Normally, approximately 25% of the total dose of ACTIQ is rapidly absorbed from the buccal mucosa and becomes systemically available. The remaining 75% of the total dose is swallowed with the saliva and then is slowly absorbed from the GI tract. About 1/3 of this amount (25% of the total dose) escapes hepatic and intestinal first-pass elimination and becomes systemically available. Thus, the generally observed 50% bioavailability of ACTIQ is divided equally between rapid transmucosal and slower GI absorption. Therefore, a unit dose of ACTIQ, if chewed and swallowed, might result in lower peak concentrations and lower bioavailability than when consumed as directed.
Dose proportionality among four of the available strengths of ACTIQ (200, 400, 800, and 1600 mcg) has been demonstrated in a balanced crossover design in adult subjects (n=11). Mean serum fentanyl levels following these four doses of ACTIQ are shown in Figure 1. The curves for each dose level are similar in shape with increasing dose levels producing increasing serum fentanyl levels. Cmax and AUC0→∞ increased in a dose-dependent manner that is approximately proportional to the ACTIQ administered.
Figure 1. Mean Serum Fentanyl Concentration (ng/mL) in Adult Subjects Comparing 4 Doses of ACTIQ
The pharmacokinetic parameters of the four strengths of ACTIQ tested in the dose-proportionality study are shown in Table 3. The mean Cmax ranged from 0.39 - 2.51 ng/mL. The median time of maximum plasma concentration (Tmax) across these four doses of ACTIQ varied from 20 - 40 minutes (range of 20 - 480 minutes) as measured after the start of administration.

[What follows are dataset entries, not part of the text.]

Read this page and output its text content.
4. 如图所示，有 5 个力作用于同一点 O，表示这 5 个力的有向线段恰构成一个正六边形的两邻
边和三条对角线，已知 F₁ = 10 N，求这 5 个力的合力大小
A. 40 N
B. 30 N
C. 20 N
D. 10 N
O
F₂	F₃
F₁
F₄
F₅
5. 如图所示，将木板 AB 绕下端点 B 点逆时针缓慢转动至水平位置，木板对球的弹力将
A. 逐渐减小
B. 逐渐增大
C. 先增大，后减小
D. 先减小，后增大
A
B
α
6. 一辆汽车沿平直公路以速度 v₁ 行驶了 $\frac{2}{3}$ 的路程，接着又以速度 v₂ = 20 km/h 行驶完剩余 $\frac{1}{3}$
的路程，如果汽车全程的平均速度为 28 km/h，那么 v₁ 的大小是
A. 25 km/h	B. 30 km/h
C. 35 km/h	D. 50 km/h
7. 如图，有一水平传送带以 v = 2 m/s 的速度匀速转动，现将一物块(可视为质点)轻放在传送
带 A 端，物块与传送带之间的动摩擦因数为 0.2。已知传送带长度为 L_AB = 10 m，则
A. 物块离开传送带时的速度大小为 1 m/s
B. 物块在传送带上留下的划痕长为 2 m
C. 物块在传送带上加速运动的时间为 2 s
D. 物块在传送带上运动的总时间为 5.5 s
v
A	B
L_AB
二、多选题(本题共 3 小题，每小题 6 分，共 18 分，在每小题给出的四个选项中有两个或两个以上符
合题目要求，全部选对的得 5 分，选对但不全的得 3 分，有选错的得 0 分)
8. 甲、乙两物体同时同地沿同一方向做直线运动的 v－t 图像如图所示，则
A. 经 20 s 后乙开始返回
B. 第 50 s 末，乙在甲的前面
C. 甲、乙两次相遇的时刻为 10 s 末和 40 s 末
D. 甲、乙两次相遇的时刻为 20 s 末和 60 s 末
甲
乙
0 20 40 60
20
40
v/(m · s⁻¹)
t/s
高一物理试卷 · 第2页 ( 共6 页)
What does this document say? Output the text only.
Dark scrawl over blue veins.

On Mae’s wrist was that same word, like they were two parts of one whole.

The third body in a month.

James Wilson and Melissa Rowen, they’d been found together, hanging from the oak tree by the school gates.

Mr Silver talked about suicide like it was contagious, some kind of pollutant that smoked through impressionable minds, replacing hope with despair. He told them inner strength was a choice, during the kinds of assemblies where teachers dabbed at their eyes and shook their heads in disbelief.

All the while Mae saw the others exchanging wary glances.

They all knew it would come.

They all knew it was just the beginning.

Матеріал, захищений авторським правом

Table 3. Pharmacokinetic Parameters* in Adult Subjects Receiving 200, 400, 800, and 1600 mcg Units of ACTIQ
* Based on arterial blood samples. |
Pharmacokinetic Parameter
|
200 mcg
|
400 mcg
|
800 mcg
|
1600 mcg
|
Tmax, minute median (range)
|
40 (20-120)
|
25 (20-240)
|
25 (20-120)
|
20 (20-480)
|
Cmax, ng/mL mean (%CV)
|
0.39 (23)
|
0.75 (33)
|
1.55 (30)
|
2.51 (23)
|
AUC0-1440, ng/mL minute mean (%CV)
|
102 (65)
|
243 (67)
|
573 (64)
|
1026 (67)
|
t1/2, minute mean (%CV)
|
193 (48)
|
386 (115)
|
381 (55)
|
358 (45)
|
Distribution
Fentanyl is highly lipophilic. Animal data showed that following absorption, fentanyl is rapidly distributed to the brain, heart, lungs, kidneys and spleen followed by a slower redistribution to muscles and fat. The plasma protein binding of fentanyl is 80-85%. The main binding protein is alpha-1-acid glycoprotein, but both albumin and lipoproteins contribute to some extent. The free fraction of fentanyl increases with acidosis. The mean volume of distribution at steady state (Vss) was 4 L/kg.
Metabolism
Fentanyl is metabolized in the liver and in the intestinal mucosa to norfentanyl by cytochrome P450 3A4 isoform. Norfentanyl was not found to be pharmacologically active in animal studies [see Drug Interactions (7)].
Elimination
Fentanyl is primarily (more than 90%) eliminated by biotransformation to N-dealkylated and hydroxylated inactive metabolites. Less than 7% of the dose is excreted unchanged in the urine, and only about 1% is excreted unchanged in the feces. The metabolites are mainly excreted in the urine, while fecal excretion is less important. The total plasma clearance of fentanyl was 0.5 L/hr/kg (range 0.3 - 0.7 L/hr/kg). The terminal elimination half-life after ACTIQ administration is about 7 hours.
NONCLINICAL TOXICOLOGY
Carcinogenesis, Mutagenesis, Impairment of Fertility
Long-term studies in animals have not been performed to evaluate the carcinogenic potential of fentanyl.
Fentanyl citrate was not mutagenic in the in vitro Ames reverse mutation assay in S. typhimurium or E. coli, or the mouse lymphoma mutagenesis assay, and was not clastogenic in the in vivo mouse micronucleus assay.
Fentanyl has been shown to impair fertility in rats at doses of 30 mcg/kg IV and 160 mcg/kg subcutaneously. Conversion to the human equivalent doses indicates that this is within the range of the human recommended dosing for ACTIQ.